Introspection is like a salve for the burns that our inner child wounds open. It is the difference between living and acting from a state of consciousness vs. subconsciousness. Introspection is the awareness that this wound (or wounds) was never meant for you to carry and that you can set it down at any point. What if authenticity through introspection is the key to higher consciousness and living a life full of peace and love? What if the loss you feel when releasing the identities created by childhood wounds forces you on a path to slow down and go even deeper inside yourself? The fear of losing our former self and our generational trauma bond can feel like a death. But that death allows us to peel off all the false layers of existence we have been carrying throughout our entire lives. Often, our families tell us exactly who to be in order to be loved. We then imprinted this into our very being as a guidebook for our lives or a feedback loop of thoughts that kept us safe. Ironically, in these situations, real love can only be found through death – death of your old life, your false self and your past.
Now, I believe that you do not need to have this much shattering and pain to get to this place of full authenticity.
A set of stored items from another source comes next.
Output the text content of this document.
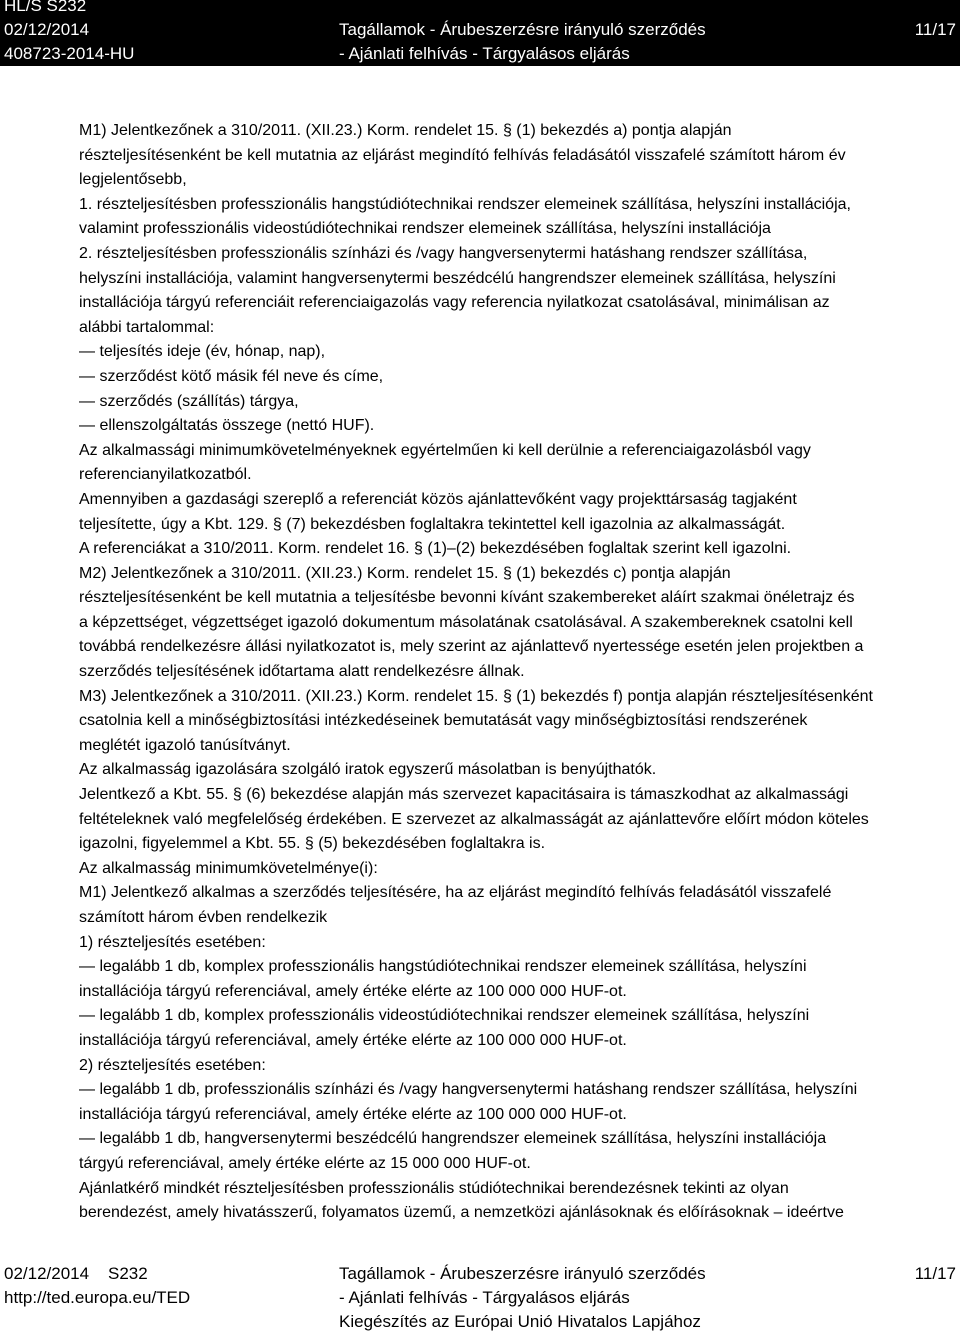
HL/S S232
02/12/2014	Tagállamok - Árubeszerzésre irányuló szerződés	11/17
408723-2014-HU	- Ajánlati felhívás - Tárgyalásos eljárás

M1) Jelentkezőnek a 310/2011. (XII.23.) Korm. rendelet 15. § (1) bekezdés a) pontja alapján

részteljesítésenként be kell mutatnia az eljárást megindító felhívás feladásától visszafelé számított három év

legjelentősebb,

1. részteljesítésben professzionális hangstúdiótechnikai rendszer elemeinek szállítása, helyszíni installációja,

valamint professzionális videostúdiótechnikai rendszer elemeinek szállítása, helyszíni installációja

2. részteljesítésben professzionális színházi és /vagy hangversenytermi hatáshang rendszer szállítása,

helyszíni installációja, valamint hangversenytermi beszédcélú hangrendszer elemeinek szállítása, helyszíni

installációja tárgyú referenciáit referenciaigazolás vagy referencia nyilatkozat csatolásával, minimálisan az

alábbi tartalommal:

— teljesítés ideje (év, hónap, nap),

— szerződést kötő másik fél neve és címe,

— szerződés (szállítás) tárgya,

— ellenszolgáltatás összege (nettó HUF).

Az alkalmassági minimumkövetelményeknek egyértelműen ki kell derülnie a referenciaigazolásból vagy

referencianyilatkozatból.

Amennyiben a gazdasági szereplő a referenciát közös ajánlattevőként vagy projekttársaság tagjaként

teljesítette, úgy a Kbt. 129. § (7) bekezdésben foglaltakra tekintettel kell igazolnia az alkalmasságát.

A referenciákat a 310/2011. Korm. rendelet 16. § (1)–(2) bekezdésében foglaltak szerint kell igazolni.

M2) Jelentkezőnek a 310/2011. (XII.23.) Korm. rendelet 15. § (1) bekezdés c) pontja alapján

részteljesítésenként be kell mutatnia a teljesítésbe bevonni kívánt szakembereket aláírt szakmai önéletrajz és

a képzettséget, végzettséget igazoló dokumentum másolatának csatolásával. A szakembereknek csatolni kell

továbbá rendelkezésre állási nyilatkozatot is, mely szerint az ajánlattevő nyertessége esetén jelen projektben a

szerződés teljesítésének időtartama alatt rendelkezésre állnak.

M3) Jelentkezőnek a 310/2011. (XII.23.) Korm. rendelet 15. § (1) bekezdés f) pontja alapján részteljesítésenként

csatolnia kell a minőségbiztosítási intézkedéseinek bemutatását vagy minőségbiztosítási rendszerének

meglétét igazoló tanúsítványt.

Az alkalmasság igazolására szolgáló iratok egyszerű másolatban is benyújthatók.

Jelentkező a Kbt. 55. § (6) bekezdése alapján más szervezet kapacitásaira is támaszkodhat az alkalmassági

feltételeknek való megfelelőség érdekében. E szervezet az alkalmasságát az ajánlattevőre előírt módon köteles

igazolni, figyelemmel a Kbt. 55. § (5) bekezdésében foglaltakra is.

Az alkalmasság minimumkövetelménye(i):

M1) Jelentkező alkalmas a szerződés teljesítésére, ha az eljárást megindító felhívás feladásától visszafelé

számított három évben rendelkezik

1) részteljesítés esetében:

— legalább 1 db, komplex professzionális hangstúdiótechnikai rendszer elemeinek szállítása, helyszíni

installációja tárgyú referenciával, amely értéke elérte az 100 000 000 HUF-ot.

— legalább 1 db, komplex professzionális videostúdiótechnikai rendszer elemeinek szállítása, helyszíni

installációja tárgyú referenciával, amely értéke elérte az 100 000 000 HUF-ot.

2) részteljesítés esetében:

— legalább 1 db, professzionális színházi és /vagy hangversenytermi hatáshang rendszer szállítása, helyszíni

installációja tárgyú referenciával, amely értéke elérte az 100 000 000 HUF-ot.

— legalább 1 db, hangversenytermi beszédcélú hangrendszer elemeinek szállítása, helyszíni installációja

tárgyú referenciával, amely értéke elérte az 15 000 000 HUF-ot.

Ajánlatkérő mindkét részteljesítésben professzionális stúdiótechnikai berendezésnek tekinti az olyan

berendezést, amely hivatásszerű, folyamatos üzemű, a nemzetközi ajánlásoknak és előírásoknak – ideértve

02/12/2014 S232	Tagállamok - Árubeszerzésre irányuló szerződés	11/17
http://ted.europa.eu/TED	- Ajánlati felhívás - Tárgyalásos eljárás
Kiegészítés az Európai Unió Hivatalos Lapjához
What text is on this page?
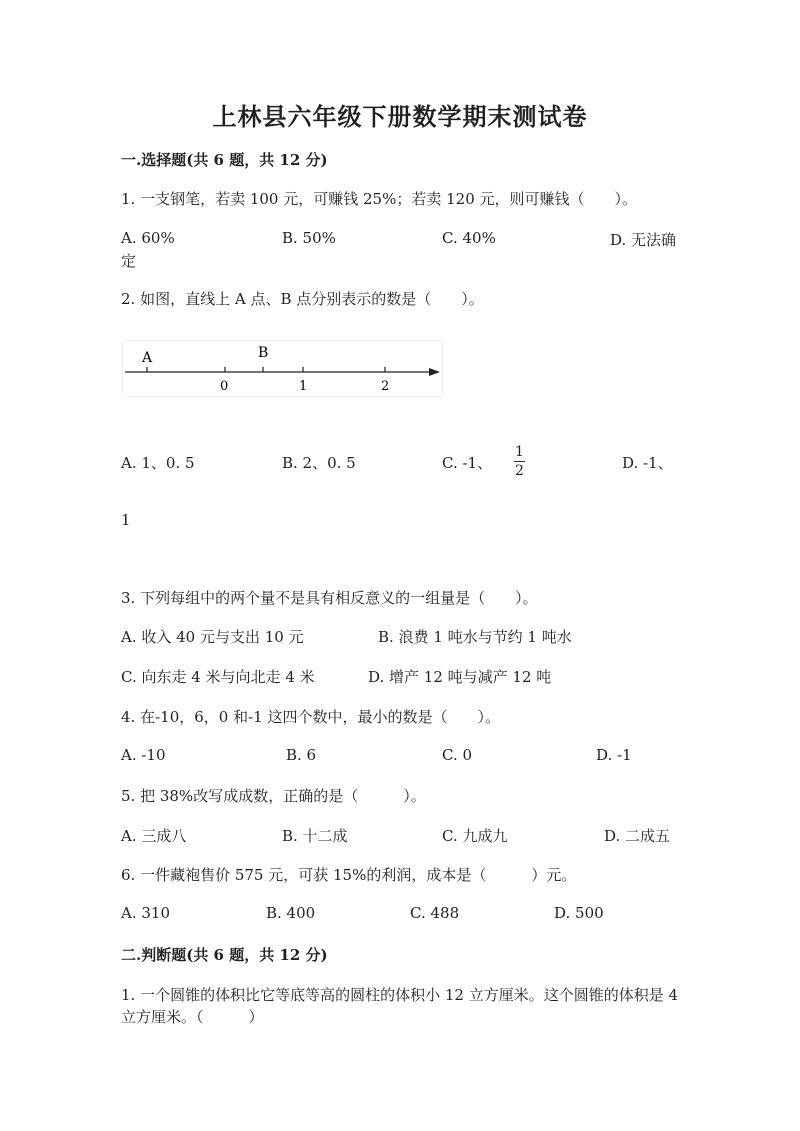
上林县六年级下册数学期末测试卷
一.选择题(共 6 题，共 12 分)
1. 一支钢笔，若卖 100 元，可赚钱 25%；若卖 120 元，则可赚钱（　　）。
A. 60%	B. 50%	C. 40%	D. 无法确
定
2. 如图，直线上 A 点、B 点分别表示的数是（　　）。
A	B
0	1	2
A. 1、0. 5	B. 2、0. 5	C. -1、
1
2	D. -1、
1
3. 下列每组中的两个量不是具有相反意义的一组量是（　　）。
A. 收入 40 元与支出 10 元	B. 浪费 1 吨水与节约 1 吨水
C. 向东走 4 米与向北走 4 米	D. 增产 12 吨与减产 12 吨
4. 在-10，6，0 和-1 这四个数中，最小的数是（　　）。
A. -10	B. 6	C. 0	D. -1
5. 把 38%改写成成数，正确的是（　　　）。
A. 三成八	B. 十二成	C. 九成九	D. 二成五
6. 一件藏袍售价 575 元，可获 15%的利润，成本是（　　　）元。
A. 310	B. 400	C. 488	D. 500
二.判断题(共 6 题，共 12 分)
1. 一个圆锥的体积比它等底等高的圆柱的体积小 12 立方厘米。这个圆锥的体积是 4 立方厘米。（　　　）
You just have to be brave enough to go inside and do the work. You have to define what love, safety, and peace mean to you and fight for that every single day with every choice you make. You have to feel deeply, listen to your body, and commit to staying awake. The path back to you is not easy, but once you get there, you won’t regret it. You may have an entirely different life when you look outside from healing the inside, but you will never want to go back because you will have the life you have been deeply yearning for since before you knew it was possible.